Le masse, di fatto, non sono più portatrici di valori rivoluzionari, e ad aver intuito lucidamente il passaggio del testimone da queste ad una ristretta cerchia di persone è stato Christopher Lasch in La ribellione delle elite. Alle masse hanno tolto la taverna e il bar, il cenacolo, lo spirito di riunione e di comunione, a cui sono subentrati il lounge bar, il disco-pub, il night, la discoteca, luoghi che impossibilitano la conversazione. Le élite hanno il club, il circolo ristretto, ambienti di dialogo inaccessibili al pubblico ai quali si è ammessi per il solo merito della ricchezza.

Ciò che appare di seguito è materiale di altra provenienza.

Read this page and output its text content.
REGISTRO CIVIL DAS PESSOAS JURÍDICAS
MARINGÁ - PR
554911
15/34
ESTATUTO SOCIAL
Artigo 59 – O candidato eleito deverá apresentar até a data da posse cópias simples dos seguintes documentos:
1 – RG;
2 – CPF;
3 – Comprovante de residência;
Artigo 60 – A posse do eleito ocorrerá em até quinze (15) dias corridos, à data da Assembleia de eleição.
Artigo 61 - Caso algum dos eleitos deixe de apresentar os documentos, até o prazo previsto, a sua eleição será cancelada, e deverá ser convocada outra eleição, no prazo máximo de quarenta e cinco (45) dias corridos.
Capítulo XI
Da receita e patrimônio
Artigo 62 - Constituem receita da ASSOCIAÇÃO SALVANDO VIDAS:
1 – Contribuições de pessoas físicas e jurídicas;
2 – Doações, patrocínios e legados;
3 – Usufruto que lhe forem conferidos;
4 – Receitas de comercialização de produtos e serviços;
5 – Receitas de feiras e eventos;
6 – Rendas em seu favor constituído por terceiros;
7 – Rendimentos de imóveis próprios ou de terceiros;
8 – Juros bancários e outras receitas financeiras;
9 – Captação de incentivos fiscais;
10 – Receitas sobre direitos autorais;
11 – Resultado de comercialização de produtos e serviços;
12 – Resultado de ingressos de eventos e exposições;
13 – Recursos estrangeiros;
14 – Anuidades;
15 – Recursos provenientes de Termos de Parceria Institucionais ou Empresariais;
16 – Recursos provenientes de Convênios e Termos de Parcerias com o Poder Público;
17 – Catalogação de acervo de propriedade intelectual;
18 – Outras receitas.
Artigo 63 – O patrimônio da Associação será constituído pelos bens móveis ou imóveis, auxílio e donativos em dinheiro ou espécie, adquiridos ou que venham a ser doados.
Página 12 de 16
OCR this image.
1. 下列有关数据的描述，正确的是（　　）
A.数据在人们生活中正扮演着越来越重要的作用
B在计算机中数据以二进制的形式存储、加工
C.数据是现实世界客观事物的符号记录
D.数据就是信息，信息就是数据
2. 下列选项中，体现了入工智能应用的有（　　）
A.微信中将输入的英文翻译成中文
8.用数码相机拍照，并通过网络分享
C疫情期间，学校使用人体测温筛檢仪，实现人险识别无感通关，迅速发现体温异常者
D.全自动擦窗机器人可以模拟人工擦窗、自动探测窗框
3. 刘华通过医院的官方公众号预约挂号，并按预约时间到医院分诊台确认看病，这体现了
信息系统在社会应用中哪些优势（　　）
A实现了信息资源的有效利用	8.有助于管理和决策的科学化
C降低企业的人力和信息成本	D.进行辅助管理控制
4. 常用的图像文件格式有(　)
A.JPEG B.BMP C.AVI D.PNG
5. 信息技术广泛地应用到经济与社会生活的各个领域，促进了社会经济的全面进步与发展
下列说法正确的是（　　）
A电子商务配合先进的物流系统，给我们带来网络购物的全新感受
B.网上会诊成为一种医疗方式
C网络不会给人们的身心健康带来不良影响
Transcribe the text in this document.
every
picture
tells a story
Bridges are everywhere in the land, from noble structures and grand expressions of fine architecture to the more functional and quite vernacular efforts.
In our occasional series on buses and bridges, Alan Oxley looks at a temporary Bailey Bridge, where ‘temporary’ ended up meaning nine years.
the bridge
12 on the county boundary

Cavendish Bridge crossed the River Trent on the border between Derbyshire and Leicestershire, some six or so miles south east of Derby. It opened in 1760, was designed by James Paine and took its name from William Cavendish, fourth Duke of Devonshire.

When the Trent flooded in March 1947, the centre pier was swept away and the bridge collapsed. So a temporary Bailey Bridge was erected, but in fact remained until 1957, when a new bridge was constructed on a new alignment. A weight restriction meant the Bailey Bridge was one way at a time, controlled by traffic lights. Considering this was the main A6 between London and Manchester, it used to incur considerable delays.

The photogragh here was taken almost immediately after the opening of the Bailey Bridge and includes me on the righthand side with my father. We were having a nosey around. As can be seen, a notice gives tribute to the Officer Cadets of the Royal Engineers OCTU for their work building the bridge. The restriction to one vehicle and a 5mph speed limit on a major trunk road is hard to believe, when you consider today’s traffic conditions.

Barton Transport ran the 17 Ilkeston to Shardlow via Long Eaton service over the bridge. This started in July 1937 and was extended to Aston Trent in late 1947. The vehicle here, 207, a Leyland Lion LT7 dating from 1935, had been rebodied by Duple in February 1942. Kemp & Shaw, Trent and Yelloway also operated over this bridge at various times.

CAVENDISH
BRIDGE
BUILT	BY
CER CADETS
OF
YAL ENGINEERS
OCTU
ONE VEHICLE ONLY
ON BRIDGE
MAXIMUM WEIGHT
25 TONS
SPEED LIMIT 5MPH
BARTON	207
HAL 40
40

Eppure, anche senza rivoluzioni apparenti, la nostra è una società che si evolve in nome del progresso. Ma come sottintende il termine evoluzione, questa si compie, darwinianamente, con mutamenti lievi, lenti e costanti. Le élite, dunque, che non possiamo dire, secondo quello che è il concetto classico di rivoluzione, essere rivoluzionarie, sono quantomeno sovversive. Per smarcarci immediatamente da un becero complottismo è necessario comprendere che questa élite non è cospiratrice, ma è portatrice di una ben precisata visione del mondo. E’ a questa che va il merito del tanto agognato “progresso”, della reductio ad unum dell’esistente, inquadrato nella realtà dialettica del solo produrre e consumare, o ancora nella destrutturazione generalizzata di tutti quei valori che si vogliono e si possono esprimere fuori dal Mercato, tempio del post-moderno. Così è stata l’élite che con il fast-food ha tolto alla cena la sua aura rituale, al corpo, tramite l’esasperazione isterica della moda, il suo senso sacrale, all’uomo la sua dignità di lavoratore per divenire “capitale umano”.

E’ un’élite, un nuovo clero di intellettuali ed opinionisti, che ogni giorno mercifica nella scatola televisiva il corpo della donna, nei reality le vite della gente comune, è nelle pubblicità che si pervertono i nostri parametri di interpretazione del reale. E’ l’élite ad aver procreato nel corso del tempo una nuova Weltanschauung eversiva, improntata sull’antropologia hobbesiana, per cui l’uomo deve sopraffare l’uomo per garantire i propri interessi, e ad averla estesa a tutte le forme dell’esistente. Il mito del progresso liberale è quindi un’ideologia post-rivoluzionaria, ma sempre dirompente, desacralizzante, annichilente. Si può ancora essere rivoluzionari, contro un’ideologia rivoluzionaria?

L’odierno assetto sociale prevede sempre meno la possibilità di un tale comportamento, se pensiamo soprattutto che le rivoluzioni hanno spesso avuto un carattere militare con il quale non abbiamo più dimestichezza. A questo proposito può sopraggiungere un’efficace logica di dissidenza, ovvero di comprensione delle dinamiche e delle contraddizioni del reale, a cui deve seguire la disobbedienza organizzata e ragionata all’ordine precostituito e all’ideologia dominante, attraverso la creazione di realtà altre e dialogiche, integralmente accessibili, in cui possa strutturarsi un pensiero alternativo. La dissidenza è l’ultima forma di rivoluzione accettabile se si esprime come comprensione, negazione, e azione trasformatrice.